Lame-O-Tard – Part Two
Short Story
Scowl-face stifled a laugh as I pushed past her and out the door, whose bells jingled cheerily and ruined my exit. I opened the car door and my mouth to explain mom’s unreasonable behaviour to dad, but it appeared he was on her side. Typical. Dad lifted his hand before I could start.
“Honey, you can’t just yell at your mother. It’s rude and makes it look like you weren’t raised properly.”
I started to protest, but mom got in the car.
“We’re going to Marshall’s,” mom declared as she snapped her seatbelt into place.
Marshall’s was a discount department store in the middle of town. Only poor kids shopped at Marshall’s. Everyone knew that.
“Fine! But I get to pick what I want.”
“Darling,” dad piped up again, “you can’t demand things like that. It’s grody.”
Hearing my dad say a word like grody made me cringe. He was always trying to be cool, but never quite succeeded. Dad decided to stay in the car while mom and I went into the store. I skulked my way to the exercise department while my mom struggled to keep up with the many blurry bodies that talked and shopped, sure that one was her shitty daughter.
“Mom!” I called into the middle of the crowd, “What about this?” I held up a fluorescent pink leotard that had about as much material on it as the matching headband.
“What color is it?” Mom could see shapes and shades, but no colours due to being born without any cones in her eyes.
“It’s really bright pink” I replied, as if that meant anything to her.
“I’d prefer one with more material, is there anything with sleeves?” We combed through the rack with the precision of the school nurse searching for lice.

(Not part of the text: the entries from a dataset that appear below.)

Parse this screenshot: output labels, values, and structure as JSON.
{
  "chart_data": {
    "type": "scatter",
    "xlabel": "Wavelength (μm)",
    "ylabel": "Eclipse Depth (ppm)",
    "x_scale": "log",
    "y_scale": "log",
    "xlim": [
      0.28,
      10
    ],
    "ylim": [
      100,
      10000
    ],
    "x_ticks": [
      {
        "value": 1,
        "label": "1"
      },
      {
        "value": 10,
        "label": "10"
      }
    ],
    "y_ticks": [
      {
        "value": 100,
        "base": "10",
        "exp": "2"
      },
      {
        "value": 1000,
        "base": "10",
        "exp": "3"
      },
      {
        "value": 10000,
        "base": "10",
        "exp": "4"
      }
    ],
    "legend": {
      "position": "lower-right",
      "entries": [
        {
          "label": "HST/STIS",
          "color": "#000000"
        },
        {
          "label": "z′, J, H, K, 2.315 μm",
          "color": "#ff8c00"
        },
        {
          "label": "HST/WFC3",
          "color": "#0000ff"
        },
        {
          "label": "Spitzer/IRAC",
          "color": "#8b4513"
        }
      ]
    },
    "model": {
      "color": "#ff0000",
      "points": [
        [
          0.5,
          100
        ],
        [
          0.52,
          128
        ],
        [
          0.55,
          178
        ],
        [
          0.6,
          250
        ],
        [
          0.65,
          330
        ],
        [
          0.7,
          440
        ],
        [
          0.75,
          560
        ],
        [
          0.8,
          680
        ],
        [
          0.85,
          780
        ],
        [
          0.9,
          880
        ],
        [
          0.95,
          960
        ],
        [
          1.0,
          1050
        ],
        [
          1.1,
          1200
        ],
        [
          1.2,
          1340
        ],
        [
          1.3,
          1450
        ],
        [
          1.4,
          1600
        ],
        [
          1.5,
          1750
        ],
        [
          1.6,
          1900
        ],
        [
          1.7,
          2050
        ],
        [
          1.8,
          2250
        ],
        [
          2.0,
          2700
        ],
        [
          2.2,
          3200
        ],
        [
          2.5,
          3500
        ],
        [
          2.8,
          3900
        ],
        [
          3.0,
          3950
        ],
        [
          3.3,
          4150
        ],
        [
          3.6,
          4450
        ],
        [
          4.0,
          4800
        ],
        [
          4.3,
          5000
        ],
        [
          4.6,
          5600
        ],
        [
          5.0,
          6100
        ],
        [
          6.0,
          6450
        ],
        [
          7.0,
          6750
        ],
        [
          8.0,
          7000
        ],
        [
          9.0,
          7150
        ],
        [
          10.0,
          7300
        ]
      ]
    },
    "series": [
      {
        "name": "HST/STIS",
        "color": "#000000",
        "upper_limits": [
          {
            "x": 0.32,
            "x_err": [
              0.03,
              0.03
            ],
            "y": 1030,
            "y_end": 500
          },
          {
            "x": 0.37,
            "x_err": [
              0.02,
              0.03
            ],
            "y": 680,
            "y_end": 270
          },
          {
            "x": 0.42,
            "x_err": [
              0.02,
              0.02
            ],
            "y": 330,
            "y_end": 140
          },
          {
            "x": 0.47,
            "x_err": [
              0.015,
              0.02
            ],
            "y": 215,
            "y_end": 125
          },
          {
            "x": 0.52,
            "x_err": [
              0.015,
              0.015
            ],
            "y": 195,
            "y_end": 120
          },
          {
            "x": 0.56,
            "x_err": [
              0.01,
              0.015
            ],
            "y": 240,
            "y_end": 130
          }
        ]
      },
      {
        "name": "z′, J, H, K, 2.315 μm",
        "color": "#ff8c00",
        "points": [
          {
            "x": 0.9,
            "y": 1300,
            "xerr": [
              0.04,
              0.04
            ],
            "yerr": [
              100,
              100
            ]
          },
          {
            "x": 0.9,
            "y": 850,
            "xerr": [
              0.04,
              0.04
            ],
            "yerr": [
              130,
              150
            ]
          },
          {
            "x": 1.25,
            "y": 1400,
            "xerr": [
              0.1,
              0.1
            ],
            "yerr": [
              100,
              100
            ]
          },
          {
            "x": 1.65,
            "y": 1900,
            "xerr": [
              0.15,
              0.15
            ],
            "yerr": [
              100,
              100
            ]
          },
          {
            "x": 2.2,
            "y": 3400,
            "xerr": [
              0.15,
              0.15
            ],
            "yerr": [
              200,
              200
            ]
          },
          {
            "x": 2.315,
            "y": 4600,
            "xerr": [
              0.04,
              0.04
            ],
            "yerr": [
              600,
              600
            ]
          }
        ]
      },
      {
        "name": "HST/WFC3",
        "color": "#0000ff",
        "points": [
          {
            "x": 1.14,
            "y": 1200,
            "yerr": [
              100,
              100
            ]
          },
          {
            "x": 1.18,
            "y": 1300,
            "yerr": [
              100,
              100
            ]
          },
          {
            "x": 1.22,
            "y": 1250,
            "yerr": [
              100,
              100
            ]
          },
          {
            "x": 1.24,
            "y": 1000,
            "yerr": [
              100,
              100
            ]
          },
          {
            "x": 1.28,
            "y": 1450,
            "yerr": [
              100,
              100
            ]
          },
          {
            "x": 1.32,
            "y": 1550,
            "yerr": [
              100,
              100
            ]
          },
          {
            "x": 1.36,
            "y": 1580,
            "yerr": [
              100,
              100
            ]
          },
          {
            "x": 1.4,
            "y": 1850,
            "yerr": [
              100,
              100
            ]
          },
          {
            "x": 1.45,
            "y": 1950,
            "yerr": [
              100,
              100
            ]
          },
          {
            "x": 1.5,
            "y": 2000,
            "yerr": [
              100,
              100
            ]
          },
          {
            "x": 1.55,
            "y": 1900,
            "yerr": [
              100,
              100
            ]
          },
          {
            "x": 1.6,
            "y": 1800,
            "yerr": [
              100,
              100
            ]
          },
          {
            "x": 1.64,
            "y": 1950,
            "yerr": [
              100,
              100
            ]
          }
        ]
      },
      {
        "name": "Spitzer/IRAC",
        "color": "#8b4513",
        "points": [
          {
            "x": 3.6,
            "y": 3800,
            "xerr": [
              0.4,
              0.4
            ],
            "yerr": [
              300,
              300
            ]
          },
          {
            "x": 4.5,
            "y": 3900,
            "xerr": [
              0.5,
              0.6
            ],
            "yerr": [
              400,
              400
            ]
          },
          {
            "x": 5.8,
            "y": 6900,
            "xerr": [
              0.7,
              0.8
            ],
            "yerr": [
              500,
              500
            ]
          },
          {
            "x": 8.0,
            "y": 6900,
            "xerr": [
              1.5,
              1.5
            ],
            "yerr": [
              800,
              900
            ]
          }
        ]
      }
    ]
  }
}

“Bingo!” I held up a neon green number with little cap sleeves, It was the kind of leotard sported by the women in mom’s 80’s exercise videos who were high on Ephedrine and hated their bodies. Mom examined it with a suspicious look on her face, like she somehow didn’t trust it.
“Honey, it’s a thong. Ew. Your little butt’ll be out”
I rolled my eyes and gave her shoulder a reassuring squeeze. “It’s fine, I’ll be in tights anyway, come on.” I was envisioning myself strutting into class on day one in that leotard. That sexy green leotard that said a whole lot about what kind of girl I was. I imagined that neon thong said: “This girl is fun, and terribly cool. This girl is demure from the front and European from the back. You really want to be friends with her.”
Mom found a slightly more conservative leotard in a pale blue that had a full butt sewn in and held it up to my gangly body. “Come on, honey. This is a much better option.”
I declined it with a sweep of my hand and a shake of my head. “You said I could pick. The green one’s on sale and only nine dollars anyway.” I knew she couldn’t argue with that, it was practically free.
“I wonder why?” She cocked a curious eyebrow in my direction. She could mock me if she liked. I knew I was going to look sophisticated and cool in my first ever dance class in my first ever leotard in my brand new school. “Fine,” she relented with a sigh, “let’s go check out.”
The day had finally arrived. After a torturous two weeks of waiting, it was my first day as a CAPA student, and the overall feeling when I left my house that morning was that I was going to vomit or cry, or potentially both at the same time. I was just starting to realise that being twelve was all about mood swings and strange body odors.
Modern Dance was my first class of the day, my big chance to make my first impression, an impression that would no doubt continue long into my future, and I was pumped.
Let it be known that there is nothing more awkward than a bunch of adolescent girls thrown together in a room for the first time and told to change. Breasts were forming, hair was sprouting, and eyes were darting everywhere. As the rest of the girls changed into their Anna’s School of Dance powder pink leotards and matching cardigans, I pulled on what I can now equate only to the mankini that Borat wore in his self-titled film.
“What are you wearing?” a beautiful girl with a spattering of totally symmetrical freckles asked me in an accusatory tone, her nose wrinkled as if I’d offended her.
I managed to give my armpit a sneaky sniff as I replied, “This is my leotard. Pretty cool, right?” I waved my arms up and down the length of my own body as if it were one of the prizes in The Showcase Showdown of The Price is Right. Now confident in my aroma, I wondered why her face remained the same.
“Pretty lame, more like. That’s no leotard, it’s a LAME-o-tard!” She doubled over in laughter and the whole dressing room joined in.
My leotard was not conveying the message I had intended. In fact, it had betrayed me.
“Come on girls, let’s go!” Mrs. Johnson opened the door and shooed us out one by one. She stopped me by placing a firm hand on my shoulder. “Brave choice, Miller, cover your butt cheeks.”
I felt the blood rush to my face and tears stung my eyes. I wrapped my sweater around my waist and joined the rest of the class flailing my limbs about trying to be graceful with a yard of fabric shoved firmly and painfully up my crack.
That evening I begged dad to take mom and I back to Marshall’s and we purchased the light blue leotard mom had spotted originally. Unfortunately, despite the neon green monstrosity never making another appearance, the name Lame-o-tard stuck and for the next three years I was called nothing else.